Chocolate Zucchini Bread
1/2 cup butter or margarine, softened
1/2 cup vegetable oil
1 3/4 cups sugar
1 teaspoon vanilla extract
1/2 cup sour milk or buttermilk
2 large eggs
2 1/2 cups flour, all-purpose
1 teaspoon baking soda
1/2 teaspoon cinnamon
1/2 teaspoon cloves
4 tablespoons cocoa powder
2 cups zucchini shredded
1/4 cup chocolate chips (we used carob chips instead)
- Cream together butter, oil, sugar, vanilla, sour milk, and eggs.
- Add flour, baking soda, cinnamon, cloves, and cocoa; mix well.
- Fold in zucchini.
- Put batter into 2 greased and floured loaf pans.
- Sprinkle chocolate chips on top of each loaf before baking.
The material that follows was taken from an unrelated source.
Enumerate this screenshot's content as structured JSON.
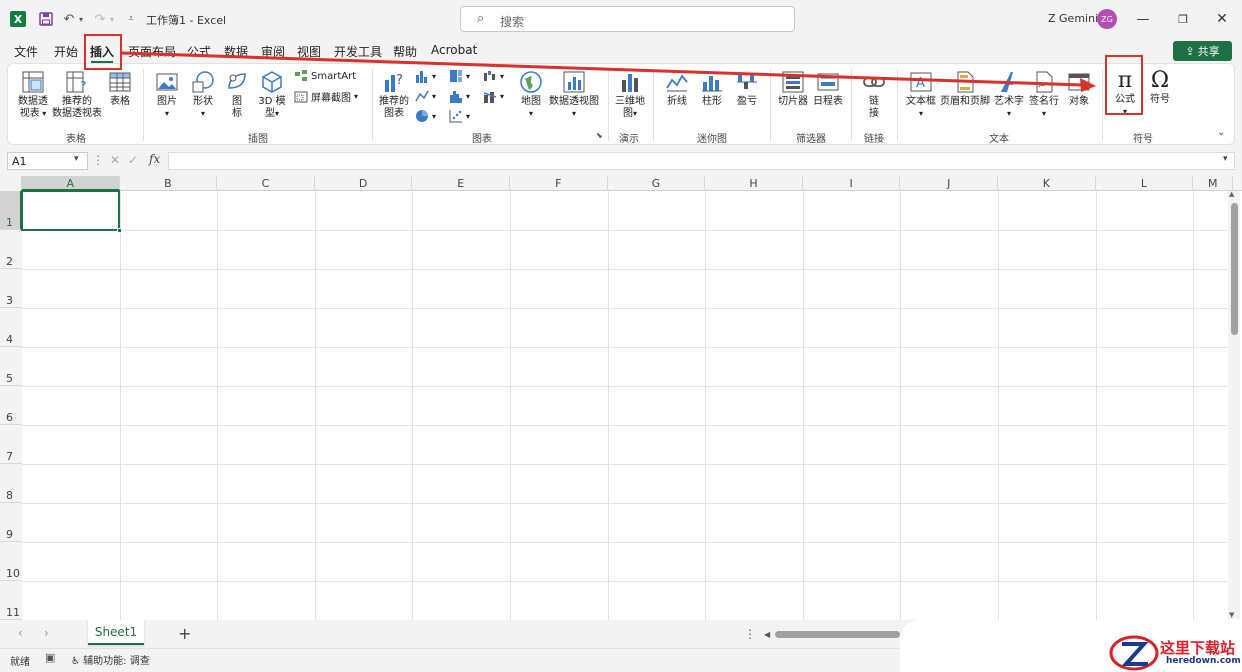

- Bake at 325 degrees for 1 hour.
Here's a slightly different version using slightly healthier ingredients.
For decadence, if you lived in Eugene, Oregon, you could make it the way my dear friend did who gave me the recipe... and sprinkle some Euphoria chocolate buttons on top. Oh, sometimes I am homesick for Oregon!
Tastes great with Chocolate Caramel Enchantment Chai Tea, given to me by a friend.
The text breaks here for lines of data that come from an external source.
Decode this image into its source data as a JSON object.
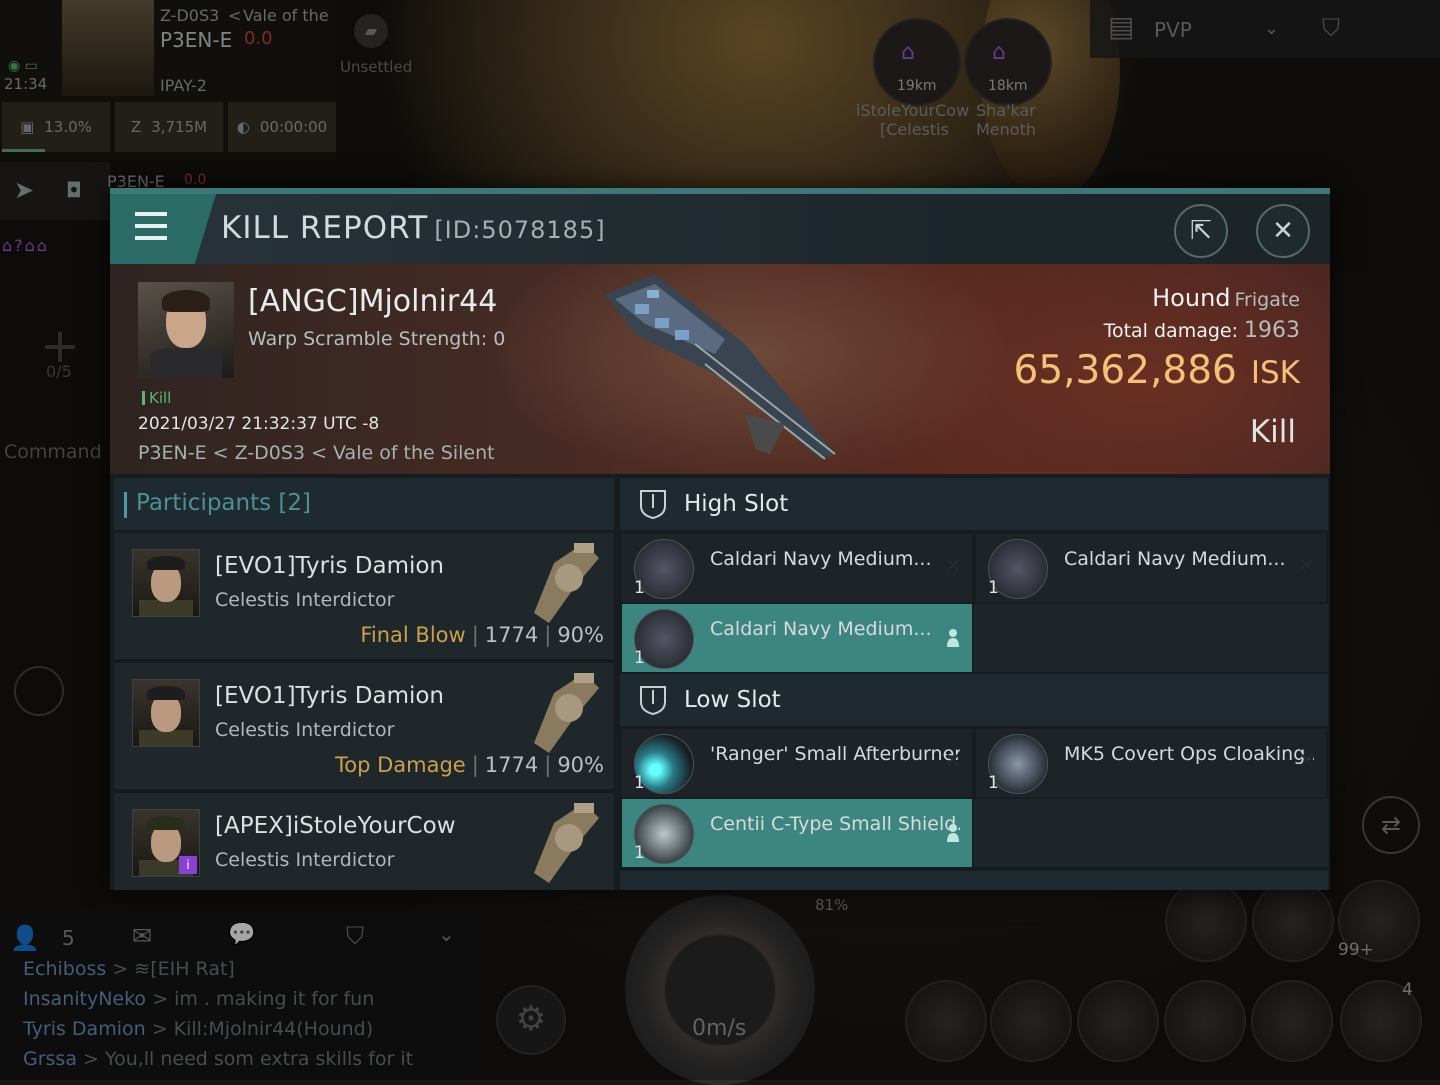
{
  "hud": {
    "system": "Z-D0S3",
    "region_prefix": "<",
    "region": "Vale of the",
    "location": "P3EN-E",
    "security": "0.0",
    "time": "21:34",
    "corp": "IPAY-2",
    "status": "Unsettled",
    "cargo": "13.0%",
    "wallet": "3,715M",
    "timer": "00:00:00",
    "nav_location": "P3EN-E",
    "nav_sec": "0.0",
    "add_count": "0/5",
    "command_label": "Command >",
    "filter_label": "PVP",
    "targets": [
      {
        "distance": "19km",
        "name": "iStoleYourCow",
        "ship": "[Celestis"
      },
      {
        "distance": "18km",
        "name": "Sha'kar",
        "ship": "Menoth"
      }
    ]
  },
  "chat": {
    "count": "5",
    "lines": [
      {
        "name": "Echiboss",
        "msg": "> ≋[EIH Rat]"
      },
      {
        "name": "InsanityNeko",
        "msg": "> im . making it for fun"
      },
      {
        "name": "Tyris Damion",
        "msg": "> Kill:Mjolnir44(Hound)"
      },
      {
        "name": "Grssa",
        "msg": "> You,ll need som extra skills for it"
      }
    ]
  },
  "bottom": {
    "speed": "0m/s",
    "capacitor": "81%",
    "ammo_count": "99+",
    "drone_count": "4"
  },
  "report": {
    "title": "KILL REPORT",
    "id": "[ID:5078185]",
    "victim": {
      "name": "[ANGC]Mjolnir44",
      "warp": "Warp Scramble Strength: 0",
      "type": "Kill",
      "datetime": "2021/03/27 21:32:37 UTC -8",
      "location": "P3EN-E < Z-D0S3 < Vale of the Silent"
    },
    "ship": {
      "name": "Hound",
      "class": "Frigate",
      "damage_label": "Total damage:",
      "damage": "1963",
      "isk": "65,362,886",
      "isk_unit": "ISK",
      "result": "Kill"
    },
    "participants_label": "Participants",
    "participants_count": "[2]",
    "participants": [
      {
        "name": "[EVO1]Tyris Damion",
        "ship": "Celestis Interdictor",
        "tag": "Final Blow",
        "damage": "1774",
        "pct": "90%"
      },
      {
        "name": "[EVO1]Tyris Damion",
        "ship": "Celestis Interdictor",
        "tag": "Top Damage",
        "damage": "1774",
        "pct": "90%"
      },
      {
        "name": "[APEX]iStoleYourCow",
        "ship": "Celestis Interdictor",
        "tag": "",
        "damage": "",
        "pct": ""
      }
    ],
    "high_slot_label": "High Slot",
    "high_slots": [
      {
        "name": "Caldari Navy Medium...",
        "qty": "1",
        "state": "destroyed"
      },
      {
        "name": "Caldari Navy Medium...",
        "qty": "1",
        "state": "destroyed"
      },
      {
        "name": "Caldari Navy Medium...",
        "qty": "1",
        "state": "dropped"
      }
    ],
    "low_slot_label": "Low Slot",
    "low_slots": [
      {
        "name": "'Ranger' Small Afterburner",
        "qty": "1",
        "state": "destroyed"
      },
      {
        "name": "MK5 Covert Ops Cloaking...",
        "qty": "1",
        "state": "destroyed"
      },
      {
        "name": "Centii C-Type Small Shield...",
        "qty": "1",
        "state": "dropped"
      }
    ],
    "colors": {
      "accent": "#3c8580",
      "isk": "#f4c07a",
      "final_blow": "#c8a050"
    }
  }
}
Aidan likes to help bake things, and get into pictures, too. : ).
This is a neat idea. I could go on forever once I started but a few that come to mind right away are: fires in the hearth, the smells of cinnamon and coffee, giant conifers, cloudy skies, high school boys home from school for the day, ruby red laptops, cameras, early dusks, football, and voices of a range of kids involved happily in various activities. And chocolate caramel enchantment tea, and friends, even if they are far away.